The Taoiseach Micheál Martin has insisted appointing Seamus Woulfe to the Supreme Court was not part of a political promise he made to Fine Gael.
It comes after the Dáil Business Committe collapsed as a result of a stand-off between opposition and Government.
The seven opposition groupings say they will not take part in any more meetings until the Government agrees to hold a debate on the appointment of Mr Justice Seamus Woulfe.
The committee schedules what the Dáil talks about and debates - and this marks a significant breakdown in the relationship between Government and opposition.
The Government is refusing to bring Justice Minister Helen McEntee into the Dáil to explain the process around appointing Mr Jutice Woulfe.
The Dáil's Business Committee is on the verge of collapse. All the opposition parties and groupings have pulled out of it in protest at the government's refusal to schedule a debate on the process around appointing Judge Seamus Woulfe
— Seán Defoe (@SeanDefoe) November 24, 2020
Aontú leader Peadar Tóibín earlier asked if the position on the Supreme Court was part of political horsetrading between Fine Gael and Fianna Fáil.
"The idea that political horsetrading plays any part in this actually is the biggest threat to the separation of powers.
"And there were two vacancies in July to the Supreme Court - only one was filled - and questions are in the public now: why was the second one not filled, given the multiple candidates that applied for the job?
"Is it a case that the second position, too, is part of the Fianna Fáil/Fine Gael/Green coalition deal?"

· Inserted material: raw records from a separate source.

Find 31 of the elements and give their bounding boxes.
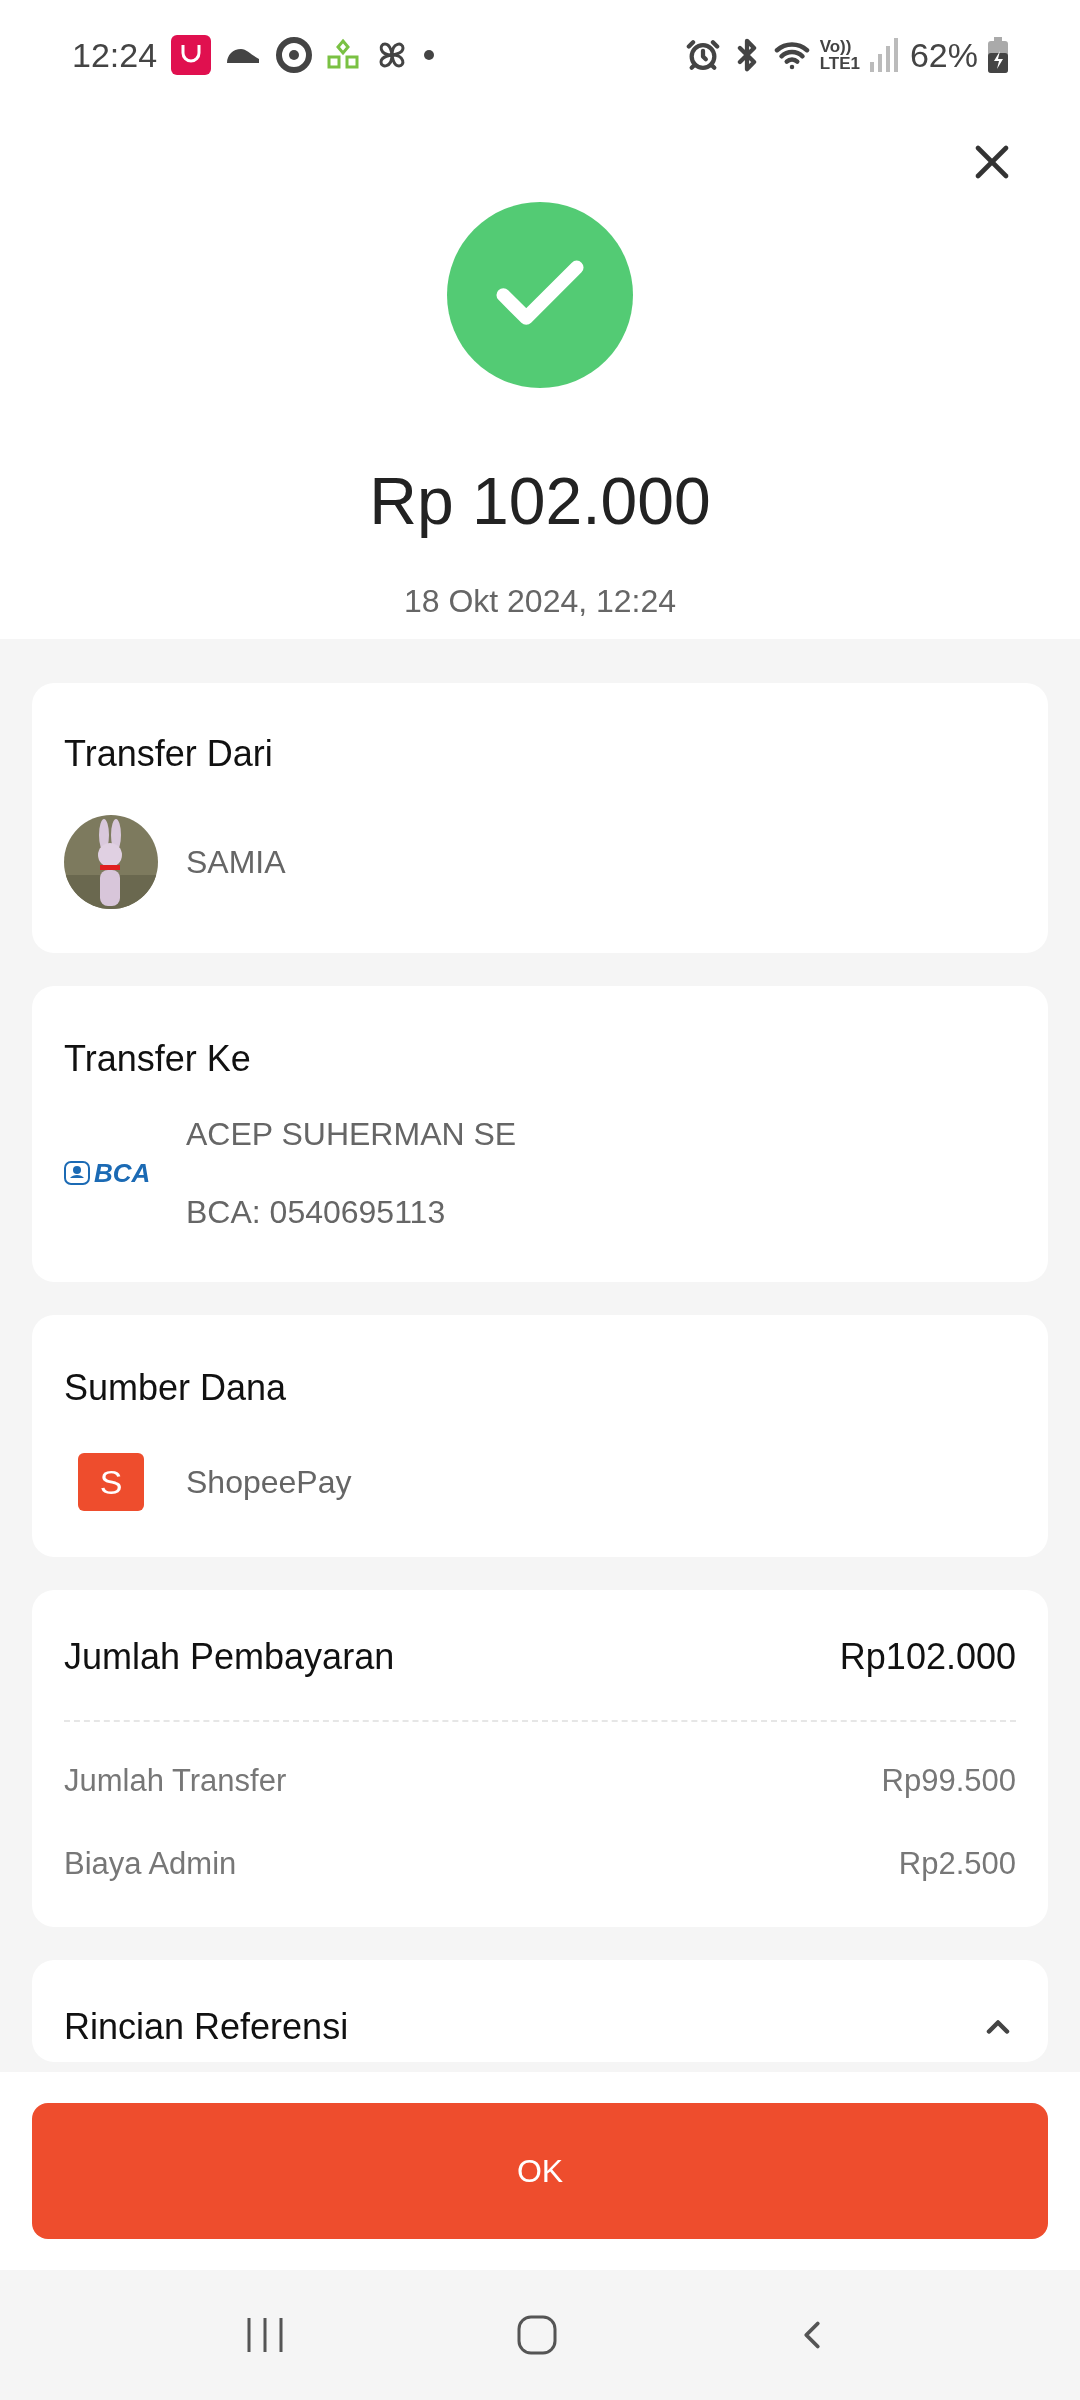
total-amount: Rp102.000: [839, 1635, 1016, 1679]
amount: Rp 102.000: [369, 463, 711, 540]
battery-charging-icon: [988, 37, 1008, 73]
payment-value: Rp99.500: [881, 1762, 1016, 1800]
account-number: BCA: 0540695113: [186, 1193, 447, 1232]
payment-label: Jumlah Transfer: [64, 1762, 287, 1800]
ring-icon: [275, 36, 314, 74]
bank-logo-text: BCA: [94, 1156, 151, 1190]
wallet-name: ShopeePay: [186, 1463, 352, 1502]
recipient-name: ACEP SUHERMAN SE: [186, 1115, 517, 1154]
recent-apps-icon[interactable]: [245, 2316, 286, 2354]
lte-label: LTE1: [819, 55, 860, 72]
card-title: Sumber Dana: [64, 1366, 288, 1410]
card-title: Jumlah Pembayaran: [64, 1635, 395, 1679]
alarm-icon: [685, 38, 720, 72]
card-title: Transfer Ke: [64, 1037, 252, 1081]
bank-logo-icon: [64, 1161, 90, 1185]
card-title: Rincian Referensi: [64, 2005, 349, 2049]
payment-value: Rp2.500: [898, 1844, 1016, 1883]
card-title: Transfer Dari: [64, 732, 274, 776]
date-time: 18 Okt 2024, 12:24: [403, 582, 677, 621]
ok-button[interactable]: OK: [32, 2103, 1048, 2239]
dot-icon: [423, 49, 436, 61]
wallet-icon: S: [78, 1453, 144, 1511]
sender-name: SAMIA: [186, 843, 286, 882]
signal-icon: [869, 38, 900, 72]
battery-percent: 62%: [909, 34, 978, 76]
home-icon[interactable]: [516, 2314, 558, 2356]
status-time: 12:24: [72, 34, 158, 76]
volte-label: Vo)): [819, 38, 853, 55]
payment-label: Biaya Admin: [64, 1844, 237, 1883]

Mr Martin has completely rejected the idea there was political interference in the process.
"I've made it clear, and it's all laid out, in terms of how this appointment was made.
"There was no horsetrading involved, there was no involvement whatsoever in terms of judicial appointments and the formation of Government or the Programme for Government.
"Any assertion to the contrary is false, OK?
"And you can make all the accusations you'd like, Deputy, just because you make them doesn't mean they're correct.
"I know what I signed up to, and what I didn't sign up to".
It comes after Mr Woulfe's refusal to resign from the court over the Oireachtas Golf Society dinner controversy.
While RISE TD Paul Murphy has said he is bringing forward a motion in the Dáil this week, which - if passed - would allow TDs to begin examining whether Mr Justice Woulfe should be removed or not.
Deputy Murphy said: "What happened in terms of Seamus Woulfe and that Golf Society event was in my opinion a very flagrant breach of the regulations.
"We didn't rush into this. Seamus Woulfe obviously refused to resign, as is his right. The Government then said they're not going to do anything about it.
"That left us with a choice whereby he's either going to return to the Supreme Court bench early next year, or we would take the only option open to us."
The Government has previously confirmed it will take no action against the judge.